Question about MSDP and Automated Image Replication (AIR)

I am working with Netbackup 7.1 and researching AIR with MSDP.  I have come across the statement "If you are using MSDP for A.I.R, only the deduplicated data gets replicated. If the target already had the segments, it is not send again.".  I understand what the poster is saying at face value, however my question is how.

My concern is what bits get transmitted over the wire.  How does the destination MSDP know that the segments are unique or already stored in its pool until it has recieved and analyzed those segments?  Do you configure the source media server as a load-balancer for the destination MSDP?

 

Thanks!

  • Hi,

     

    Its just doing optimized duplication as you would within a NetBackup domain when using SLP's to duplicate from one MSDP to another MSDP (or PureDisk to PureDisk). Remember these are storage devices that work at a layer "below" netbackup. The storage devices talk to each other to find out, what's new, what's already stored, and what to send.

     

    You don't configure any load balancers. The setup should reflect a regular push configuration where only the local media server is listed/configured in each storage unit respectively.

2 Replies

  • Hi,

     

    Its just doing optimized duplication as you would within a NetBackup domain when using SLP's to duplicate from one MSDP to another MSDP (or PureDisk to PureDisk). Remember these are storage devices that work at a layer "below" netbackup. The storage devices talk to each other to find out, what's new, what's already stored, and what to send.

     

    You don't configure any load balancers. The setup should reflect a regular push configuration where only the local media server is listed/configured in each storage unit respectively.
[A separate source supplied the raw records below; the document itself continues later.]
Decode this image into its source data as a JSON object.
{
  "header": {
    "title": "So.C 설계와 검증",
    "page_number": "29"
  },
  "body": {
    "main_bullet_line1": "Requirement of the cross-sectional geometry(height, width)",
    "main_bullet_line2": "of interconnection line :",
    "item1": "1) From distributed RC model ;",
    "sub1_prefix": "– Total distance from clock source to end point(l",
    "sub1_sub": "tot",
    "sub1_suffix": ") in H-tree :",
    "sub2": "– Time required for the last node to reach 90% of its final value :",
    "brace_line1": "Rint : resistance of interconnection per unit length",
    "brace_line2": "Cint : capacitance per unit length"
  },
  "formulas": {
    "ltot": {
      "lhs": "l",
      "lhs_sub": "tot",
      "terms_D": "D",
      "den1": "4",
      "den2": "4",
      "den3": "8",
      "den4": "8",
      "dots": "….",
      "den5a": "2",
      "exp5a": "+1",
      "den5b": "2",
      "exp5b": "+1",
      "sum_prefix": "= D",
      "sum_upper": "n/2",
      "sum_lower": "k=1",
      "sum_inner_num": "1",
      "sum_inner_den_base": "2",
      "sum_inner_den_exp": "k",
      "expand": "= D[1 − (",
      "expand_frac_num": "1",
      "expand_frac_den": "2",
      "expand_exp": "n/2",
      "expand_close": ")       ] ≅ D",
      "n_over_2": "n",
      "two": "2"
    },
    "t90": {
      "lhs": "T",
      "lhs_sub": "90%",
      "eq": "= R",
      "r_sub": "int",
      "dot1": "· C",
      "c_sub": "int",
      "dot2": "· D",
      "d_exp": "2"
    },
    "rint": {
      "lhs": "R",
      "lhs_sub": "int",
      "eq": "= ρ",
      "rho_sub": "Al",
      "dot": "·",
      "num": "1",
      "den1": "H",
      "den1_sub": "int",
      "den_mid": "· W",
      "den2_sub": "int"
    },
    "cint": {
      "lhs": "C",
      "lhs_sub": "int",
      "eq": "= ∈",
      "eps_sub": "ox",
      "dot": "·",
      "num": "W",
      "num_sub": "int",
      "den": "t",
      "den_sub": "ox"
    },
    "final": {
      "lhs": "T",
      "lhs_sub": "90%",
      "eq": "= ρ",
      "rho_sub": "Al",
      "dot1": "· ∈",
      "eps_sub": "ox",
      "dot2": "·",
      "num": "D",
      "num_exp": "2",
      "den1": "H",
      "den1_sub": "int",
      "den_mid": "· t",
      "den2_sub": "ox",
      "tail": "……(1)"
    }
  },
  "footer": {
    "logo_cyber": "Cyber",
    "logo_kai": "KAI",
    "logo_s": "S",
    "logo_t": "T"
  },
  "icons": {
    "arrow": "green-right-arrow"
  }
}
  • The communication takes place at the storage server level.  In the case of MSDP the media server IS the storage server but for PDDO, OST and 50xx appliances the storage server is separate from the media server. 

    The behavior is the same for both inter-domain (optimized duplication) and intra-domain (auto image replication) communication.  (It's also very similar to client side deduplication during the initial backup.)  It all comes down to the signature associated with the data segment.  Each segment has a unique signature(kind of like the check sum if you like) that is stored on each storage device along with the segment.  (Exactly how the segment and signature are stored depends on the device.)

    During a duplication the source storage server sends each segment signature to the target storage server.  The target storage server checks to see if it already has that segment.  If it doesn't it asks the source storage server to send over the segment. 

    That's pretty much all there is to it.  No need for any fancy load balancing and the good thing is that because each signature is unique even where you have multiple sources duplicating to the same target you will never have to send the same segment twice.